OPINIÃO

Anatomia de um embate

Por Zarcillo Barbosa | 13/04/2024 | Tempo de leitura: 3 min

O autor é jornalista

O papel de Superjuiz (É um pássaro?! É um avião?!), acima do bem, do mal e do mais ou menos, protagonizado pelo ministro da Suprema Corte Alexandre de Moraes, há anos facilita o trabalho dos profissionais da mídia, por municiá-los com notícias diárias. Agora, encontrou pela frente um ator do mesmo nível, na figura do biliardário Elon Musk. O ministro escorregou na casca de banana por ele atirada. Virou meme internacional. E ainda fez a alegria daqueles que não sorriam desde 8 de janeiro do ano passado.

Quando o dono do X (ex-Twitter) chamou o magistrado de "ditador do Brasil", não foram só os bolsonaristas que lhe deram razão. Quem conhece um pouco do Direito - nem precisa ter estudado na ITE - sabe que o juiz não age sem ser provocado. Como reza o latinório, "ne procedat judex ex-officio". Alexandre de Moraes não perde tempo invocando o Procurador Geral da República, Paulo Gustavo Gonet. Moraes basta-se a si mesmo. Atua como juiz e promotor, é vítima, investiga como delegado e julga como juiz da primeira instância e erra por último no Supremo Tribunal Federal.

É fácil concordar que toda empresa que exerce suas funções no Brasil, tem que seguir a lei e as determinações da Justiça brasileira. A liberdade de expressão é garantida pela Constituição, protege o discurso até mesmo o antidemocrático, mas tem suas limitações. Aqui, as barreiras são bem maiores que nos Estados Unidos.
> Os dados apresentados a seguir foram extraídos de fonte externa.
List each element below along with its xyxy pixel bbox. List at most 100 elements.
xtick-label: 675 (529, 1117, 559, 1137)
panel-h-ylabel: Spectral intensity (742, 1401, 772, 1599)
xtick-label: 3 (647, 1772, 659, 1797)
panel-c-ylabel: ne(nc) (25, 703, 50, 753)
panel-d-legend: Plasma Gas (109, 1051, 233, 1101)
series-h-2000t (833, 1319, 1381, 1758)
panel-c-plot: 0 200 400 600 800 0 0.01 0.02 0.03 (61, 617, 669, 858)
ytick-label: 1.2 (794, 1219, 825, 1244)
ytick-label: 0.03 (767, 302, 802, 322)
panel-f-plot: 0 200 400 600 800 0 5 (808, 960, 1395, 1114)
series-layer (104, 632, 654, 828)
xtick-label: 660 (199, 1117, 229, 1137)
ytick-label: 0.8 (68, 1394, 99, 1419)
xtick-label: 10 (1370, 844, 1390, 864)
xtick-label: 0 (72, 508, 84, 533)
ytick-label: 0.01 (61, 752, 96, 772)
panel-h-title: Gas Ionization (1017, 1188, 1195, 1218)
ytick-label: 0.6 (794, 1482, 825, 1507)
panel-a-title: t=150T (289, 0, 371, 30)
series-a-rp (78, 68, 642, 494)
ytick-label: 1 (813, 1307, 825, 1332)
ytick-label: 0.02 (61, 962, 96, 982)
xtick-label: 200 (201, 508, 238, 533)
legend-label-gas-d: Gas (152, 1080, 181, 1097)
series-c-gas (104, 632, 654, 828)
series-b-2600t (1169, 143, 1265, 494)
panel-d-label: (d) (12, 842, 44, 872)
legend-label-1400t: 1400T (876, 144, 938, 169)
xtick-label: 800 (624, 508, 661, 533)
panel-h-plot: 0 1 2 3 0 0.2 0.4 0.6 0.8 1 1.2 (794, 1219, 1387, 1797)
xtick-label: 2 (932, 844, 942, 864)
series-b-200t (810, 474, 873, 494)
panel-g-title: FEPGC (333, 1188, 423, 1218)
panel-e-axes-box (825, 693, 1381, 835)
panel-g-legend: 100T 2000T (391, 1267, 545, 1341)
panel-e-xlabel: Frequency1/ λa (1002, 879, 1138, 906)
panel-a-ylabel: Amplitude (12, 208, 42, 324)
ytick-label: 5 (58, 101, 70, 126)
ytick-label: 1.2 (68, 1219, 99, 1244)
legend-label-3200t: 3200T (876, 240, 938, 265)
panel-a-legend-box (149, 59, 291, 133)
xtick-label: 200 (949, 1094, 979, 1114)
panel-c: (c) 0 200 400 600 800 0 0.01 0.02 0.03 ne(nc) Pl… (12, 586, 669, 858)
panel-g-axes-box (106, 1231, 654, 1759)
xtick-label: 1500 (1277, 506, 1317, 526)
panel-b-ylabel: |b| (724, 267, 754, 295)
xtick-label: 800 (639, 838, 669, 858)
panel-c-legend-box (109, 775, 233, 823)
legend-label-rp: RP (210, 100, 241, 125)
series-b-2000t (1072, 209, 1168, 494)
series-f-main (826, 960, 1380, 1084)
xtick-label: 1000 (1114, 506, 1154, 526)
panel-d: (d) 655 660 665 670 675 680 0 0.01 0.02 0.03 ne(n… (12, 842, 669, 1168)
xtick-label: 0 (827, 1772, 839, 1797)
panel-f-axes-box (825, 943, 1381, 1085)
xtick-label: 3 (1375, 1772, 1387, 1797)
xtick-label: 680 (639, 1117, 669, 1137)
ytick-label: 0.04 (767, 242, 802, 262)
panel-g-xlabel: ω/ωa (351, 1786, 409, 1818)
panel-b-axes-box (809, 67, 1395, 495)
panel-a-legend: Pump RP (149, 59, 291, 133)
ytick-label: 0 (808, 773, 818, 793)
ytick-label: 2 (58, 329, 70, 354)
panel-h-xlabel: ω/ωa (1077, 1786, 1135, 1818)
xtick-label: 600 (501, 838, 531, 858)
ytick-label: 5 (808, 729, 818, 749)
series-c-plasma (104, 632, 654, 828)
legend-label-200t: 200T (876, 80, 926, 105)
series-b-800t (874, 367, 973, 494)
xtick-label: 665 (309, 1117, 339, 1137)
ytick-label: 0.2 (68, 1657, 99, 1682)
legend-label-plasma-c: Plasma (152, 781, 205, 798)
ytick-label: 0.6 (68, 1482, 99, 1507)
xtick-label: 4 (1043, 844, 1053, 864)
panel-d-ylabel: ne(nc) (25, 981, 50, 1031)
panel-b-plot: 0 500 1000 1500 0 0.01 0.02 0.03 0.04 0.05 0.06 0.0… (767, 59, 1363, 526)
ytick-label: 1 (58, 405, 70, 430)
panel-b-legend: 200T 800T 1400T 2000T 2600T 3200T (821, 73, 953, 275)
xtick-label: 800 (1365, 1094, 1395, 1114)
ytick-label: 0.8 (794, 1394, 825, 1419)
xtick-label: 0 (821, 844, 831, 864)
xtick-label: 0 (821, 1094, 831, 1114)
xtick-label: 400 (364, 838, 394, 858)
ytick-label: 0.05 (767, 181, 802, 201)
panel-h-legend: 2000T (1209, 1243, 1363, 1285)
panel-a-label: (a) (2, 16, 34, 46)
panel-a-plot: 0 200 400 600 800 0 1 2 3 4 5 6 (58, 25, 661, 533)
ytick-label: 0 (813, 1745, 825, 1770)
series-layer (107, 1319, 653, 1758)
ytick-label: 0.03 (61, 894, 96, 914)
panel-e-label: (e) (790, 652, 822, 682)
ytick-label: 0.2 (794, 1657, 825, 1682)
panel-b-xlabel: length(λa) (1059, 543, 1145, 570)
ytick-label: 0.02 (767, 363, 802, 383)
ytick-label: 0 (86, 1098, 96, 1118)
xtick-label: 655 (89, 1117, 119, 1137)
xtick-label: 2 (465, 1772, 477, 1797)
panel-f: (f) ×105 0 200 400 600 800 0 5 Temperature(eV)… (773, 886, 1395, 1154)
Por falta de uma legislação específica para as Redes Sociais, ficam no abstrato as interpretações sobre o que seria "tramar golpe de estado" e a tipificação de teorias conspiratórias. Projeto de lei tramita há anos pelo Congresso e só agora foi desengavetado, com a repercussão do episódio Musk X Moraes.

Diante dessa lacuna, Xandão tem tomado para si a iniciativa de dar um jeito na coisa. Nos últimos três anos suspendeu dezenas de perfis em redes sociais. Em um inquérito sobre fake news, que ele mesmo instaurou, bloqueou contas no antigo Twitter e no Facebook. Mandou prender Allan dos Santos, influencer bolsonarista, que se exilou em Miami para se livrar de uma hospedagem na Papuda. Derrubou, pelo menos, quarenta perfis no Instagram sob suspeita de incitação à prática de crimes e participações em organização criminosa. Suspendeu a plataforma Telegram, no Brasil e aplicou multas por desobediência.

O presidente da Câmara, Arthur Lira (PP-AL) e o presidente do Senado Rodrigo Pacheco (PSD-MG), vêm reclamando a liberação de contas nas redes sociais, de vários deputados e senadores, que Alexandre de Moraes mandou bloquear sob suspeita de incentivarem a realização de atos democráticos. Há mais de um ano, sequer processos foram abertos contra os titulares das contas. O juiz do STF acaba de incluir Musk no inquérito das milicias digitais. Será ainda investigado para apurar possível participação em obstrução de Justiça.

Tirar um post do ar pode ser justificável se o conteúdo atenta contra a lei. Suspender uma conta, sem comprovação de que um crime grave foi cometido - terrorismo, pedofilia, tomada do poder - equivale a uma censura prévia, o que não é permitido pela Constituição. Todos os cidadãos têm direito de pôr reparos à democracia, ou mesmo de criticar as instituições. Os excessos podem ser punidos, mas seguido o rito processual, com direito ao contraditório e a ampla defesa. O juiz deve agir com moderação (modus in rebus), como disse o poeta satírico Horácio, no oitavo ano antes de Cristo. Suspender o X no Brasil, seria o mesmo que punir milhões que usam a plataforma dentro da lei. Quem dá palco para maluco dançar, depois não se queixe. Elon Musk vive disso. O Brasil, não.

Esse cara e dono da Space X, que manda foguetes ao espaço. Se ele embarca num desses, nenhum oficial de justiça do mundo vai alcançá-lo.